Cloudy Bay Sauvignon Blanc is quite simply the iconic Marlborough Sauvignon Blanc and the 2016 vintage is the 32nd vintage of this wine.
Cloudy Bay Vineyards was established in 1985 by Kevin Judd and David Hohnen of Cape Mentelle Vineyards in Western Australia, and is today part of Estates & Wines (owned by LVMH). The winery and vineyards are situated in the Wairau Valley in Marlborough at the northern end of New Zealand’s South Island. This unique and cool wine region enjoys a maritime climate with the longest hours of sunshine of any place in New Zealand. Cloudy Bay has estate vineyards located at prime sites within the Wairau Valley as well as long-term supply agreements with local growers.
Cloudy Bay Sauvignon Blanc has become an international benchmark wine noted for its vibrant aromatics, layers of pure fruit flavours and fine structure. Grapes are sourced from Cloudy Bay Estate vineyard in Rapaura, the “Widow’s Block” in Renwick, the “Mustang” vineyard in Brancott Valley and the “Barracks Block” in the Omaka Valley. These sources are supplemented by fruit from a small number of long-time contract growers. Free draining, stony soils typify the Rapaura and Renwick areas whilst Fairhall and Brancott are predominantly aged alluvial loams containing some clay.

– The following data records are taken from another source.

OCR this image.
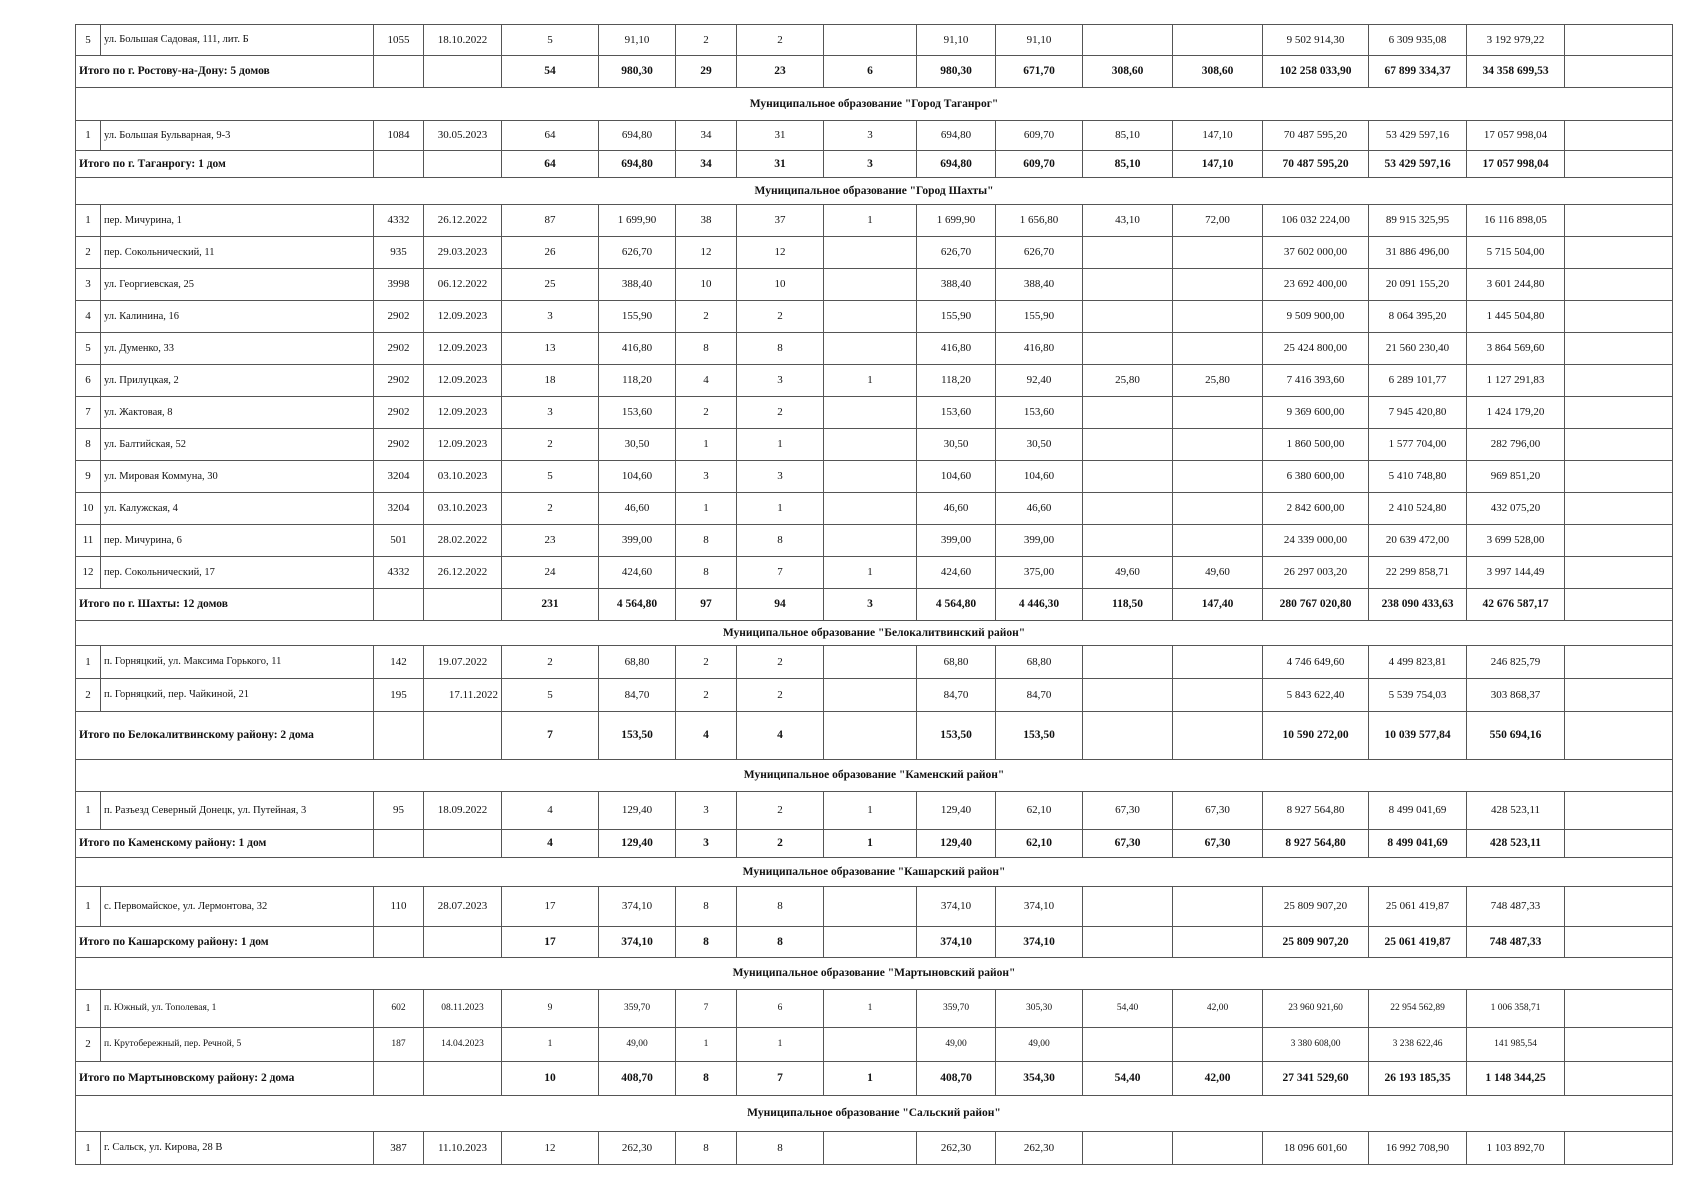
5	ул. Большая Садовая, 111, лит. Б	1055	18.10.2022	5	91,10	2	2		91,10	91,10			9 502 914,30	6 309 935,08	3 192 979,22	
Итого по г. Ростову-на-Дону: 5 домов				54	980,30	29	23	6	980,30	671,70	308,60	308,60	102 258 033,90	67 899 334,37	34 358 699,53	
Муниципальное образование "Город Таганрог"																
1	ул. Большая Бульварная, 9-3	1084	30.05.2023	64	694,80	34	31	3	694,80	609,70	85,10	147,10	70 487 595,20	53 429 597,16	17 057 998,04	
Итого по г. Таганрогу: 1 дом				64	694,80	34	31	3	694,80	609,70	85,10	147,10	70 487 595,20	53 429 597,16	17 057 998,04	
Муниципальное образование "Город Шахты"																
1	пер. Мичурина, 1	4332	26.12.2022	87	1 699,90	38	37	1	1 699,90	1 656,80	43,10	72,00	106 032 224,00	89 915 325,95	16 116 898,05	
2	пер. Сокольнический, 11	935	29.03.2023	26	626,70	12	12		626,70	626,70			37 602 000,00	31 886 496,00	5 715 504,00	
3	ул. Георгиевская, 25	3998	06.12.2022	25	388,40	10	10		388,40	388,40			23 692 400,00	20 091 155,20	3 601 244,80	
4	ул. Калинина, 16	2902	12.09.2023	3	155,90	2	2		155,90	155,90			9 509 900,00	8 064 395,20	1 445 504,80	
5	ул. Думенко, 33	2902	12.09.2023	13	416,80	8	8		416,80	416,80			25 424 800,00	21 560 230,40	3 864 569,60	
6	ул. Прилуцкая, 2	2902	12.09.2023	18	118,20	4	3	1	118,20	92,40	25,80	25,80	7 416 393,60	6 289 101,77	1 127 291,83	
7	ул. Жактовая, 8	2902	12.09.2023	3	153,60	2	2		153,60	153,60			9 369 600,00	7 945 420,80	1 424 179,20	
8	ул. Балтийская, 52	2902	12.09.2023	2	30,50	1	1		30,50	30,50			1 860 500,00	1 577 704,00	282 796,00	
9	ул. Мировая Коммуна, 30	3204	03.10.2023	5	104,60	3	3		104,60	104,60			6 380 600,00	5 410 748,80	969 851,20	
10	ул. Калужская, 4	3204	03.10.2023	2	46,60	1	1		46,60	46,60			2 842 600,00	2 410 524,80	432 075,20	
11	пер. Мичурина, 6	501	28.02.2022	23	399,00	8	8		399,00	399,00			24 339 000,00	20 639 472,00	3 699 528,00	
12	пер. Сокольнический, 17	4332	26.12.2022	24	424,60	8	7	1	424,60	375,00	49,60	49,60	26 297 003,20	22 299 858,71	3 997 144,49	
Итого по г. Шахты: 12 домов				231	4 564,80	97	94	3	4 564,80	4 446,30	118,50	147,40	280 767 020,80	238 090 433,63	42 676 587,17	
Муниципальное образование "Белокалитвинский район"																
1	п. Горняцкий, ул. Максима Горького, 11	142	19.07.2022	2	68,80	2	2		68,80	68,80			4 746 649,60	4 499 823,81	246 825,79	
2	п. Горняцкий, пер. Чайкиной, 21	195	17.11.2022	5	84,70	2	2		84,70	84,70			5 843 622,40	5 539 754,03	303 868,37	
Итого по Белокалитвинскому району: 2 дома				7	153,50	4	4		153,50	153,50			10 590 272,00	10 039 577,84	550 694,16	
Муниципальное образование "Каменский район"																
1	п. Разъезд Северный Донецк, ул. Путейная, 3	95	18.09.2022	4	129,40	3	2	1	129,40	62,10	67,30	67,30	8 927 564,80	8 499 041,69	428 523,11	
Итого по Каменскому району: 1 дом				4	129,40	3	2	1	129,40	62,10	67,30	67,30	8 927 564,80	8 499 041,69	428 523,11	
Муниципальное образование "Кашарский район"																
1	с. Первомайское, ул. Лермонтова, 32	110	28.07.2023	17	374,10	8	8		374,10	374,10			25 809 907,20	25 061 419,87	748 487,33	
Итого по Кашарскому району: 1 дом				17	374,10	8	8		374,10	374,10			25 809 907,20	25 061 419,87	748 487,33	
Муниципальное образование "Мартыновский район"																
1	п. Южный, ул. Тополевая, 1	602	08.11.2023	9	359,70	7	6	1	359,70	305,30	54,40	42,00	23 960 921,60	22 954 562,89	1 006 358,71	
2	п. Крутобережный, пер. Речной, 5	187	14.04.2023	1	49,00	1	1		49,00	49,00			3 380 608,00	3 238 622,46	141 985,54	
Итого по Мартыновскому району: 2 дома				10	408,70	8	7	1	408,70	354,30	54,40	42,00	27 341 529,60	26 193 185,35	1 148 344,25	
Муниципальное образование "Сальский район"																
1	г. Сальск, ул. Кирова, 28 В	387	11.10.2023	12	262,30	8	8		262,30	262,30			18 096 601,60	16 992 708,90	1 103 892,70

The grapes for Cloudy Bay Sauvignon Blanc were de-stemmed and transferred straight to tank presses within hours of picking. Following harvest, the free-run juice was cold settled for 48-72 hours before racking. Fermentation was primarily carried out in stainless steel tanks with a mixture of cultured yeasts and wild yeast. Approximately 3% of the blend was fermented at warmer temperature in old French oak barriques and large format vats.